Comparison between gene expression and corresponding synthesized lipid species. Quantitative real time PCR analysis of CERS3 (A), CERS4, (B) CERS6 (C) and respective products in differentiated Ker-CT cells, co-treated with Th1/Th17 or Th2, for 7 days. All mRNA values were normalized against the expression of GAPDH and were expressed relative to low calcium control cells (Ctr). The data are expressed as mean ± SD of three independent experiments (significance vs. low calcium control or vs. stimulated cells are marked with * and °, respectively; *p < 0.05 and **p < 0.01 vs. low calcium control; °p < 0.05 and °p < 0.01 vs. stimulated cells with high calcium).

FIGURE 5

Hierarchical clustering of 64 lipid species, whose abundance was modulated upon treatment with Th1/Th17 or Th2 cytokines of 3D epidermal equivalents. The three columns in the heatmap represent the averaged data of six samples per experimental condition. The color intensity indicates the logarithmically transformed abundances of each lipid species, ranging from dark blue (lowest abundance) to red (highest abundance).
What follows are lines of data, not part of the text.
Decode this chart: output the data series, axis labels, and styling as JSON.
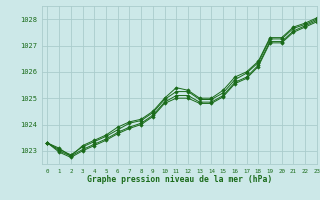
{
  "bg_color": "#cce8e8",
  "grid_color": "#aacccc",
  "line_color": "#1a6b1a",
  "marker_color": "#1a6b1a",
  "xlabel": "Graphe pression niveau de la mer (hPa)",
  "xlabel_color": "#1a6b1a",
  "xlim": [
    -0.5,
    23
  ],
  "ylim": [
    1022.5,
    1028.5
  ],
  "yticks": [
    1023,
    1024,
    1025,
    1026,
    1027,
    1028
  ],
  "xticks": [
    0,
    1,
    2,
    3,
    4,
    5,
    6,
    7,
    8,
    9,
    10,
    11,
    12,
    13,
    14,
    15,
    16,
    17,
    18,
    19,
    20,
    21,
    22,
    23
  ],
  "series": [
    [
      1023.3,
      1023.1,
      1022.8,
      1023.2,
      1023.4,
      1023.6,
      1023.9,
      1024.1,
      1024.2,
      1024.5,
      1025.0,
      1025.4,
      1025.3,
      1025.0,
      1025.0,
      1025.3,
      1025.8,
      1026.0,
      1026.4,
      1027.3,
      1027.3,
      1027.7,
      1027.85,
      1028.05
    ],
    [
      1023.3,
      1023.05,
      1022.85,
      1023.15,
      1023.35,
      1023.55,
      1023.8,
      1024.05,
      1024.15,
      1024.45,
      1024.95,
      1025.25,
      1025.25,
      1024.95,
      1024.95,
      1025.2,
      1025.7,
      1025.95,
      1026.35,
      1027.25,
      1027.25,
      1027.65,
      1027.8,
      1028.0
    ],
    [
      1023.3,
      1023.0,
      1022.8,
      1023.05,
      1023.25,
      1023.45,
      1023.7,
      1023.9,
      1024.05,
      1024.35,
      1024.85,
      1025.1,
      1025.1,
      1024.85,
      1024.85,
      1025.1,
      1025.6,
      1025.8,
      1026.25,
      1027.15,
      1027.15,
      1027.55,
      1027.75,
      1027.95
    ],
    [
      1023.3,
      1022.95,
      1022.75,
      1023.0,
      1023.2,
      1023.4,
      1023.65,
      1023.85,
      1024.0,
      1024.3,
      1024.8,
      1025.0,
      1025.0,
      1024.8,
      1024.8,
      1025.05,
      1025.55,
      1025.75,
      1026.2,
      1027.1,
      1027.1,
      1027.5,
      1027.7,
      1027.9
    ]
  ]
}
The dendrogram supports the identification of shared behaviours and interrelationships among the lipids in the three conditions. The 64 lipid species are listed in cluster order in the Supplementary Table S6.

FIGURE 6

Schematic representation of the effects of Th1/Th17 and Th2 cytokines on protein and gene expression, and lipid modifications in differentiated keratinocytes. Blue and dark pink arrows indicate the effects of Th1/Th17 and Th2 cytokine mixtures respectively. The genes of the lipid pathways depicted in the keratinocyte cartoon on the right are in red or in black, respectively, when their expression was modulated or unmodulated by the Th1/Th17 or the Th2 cytokine signals.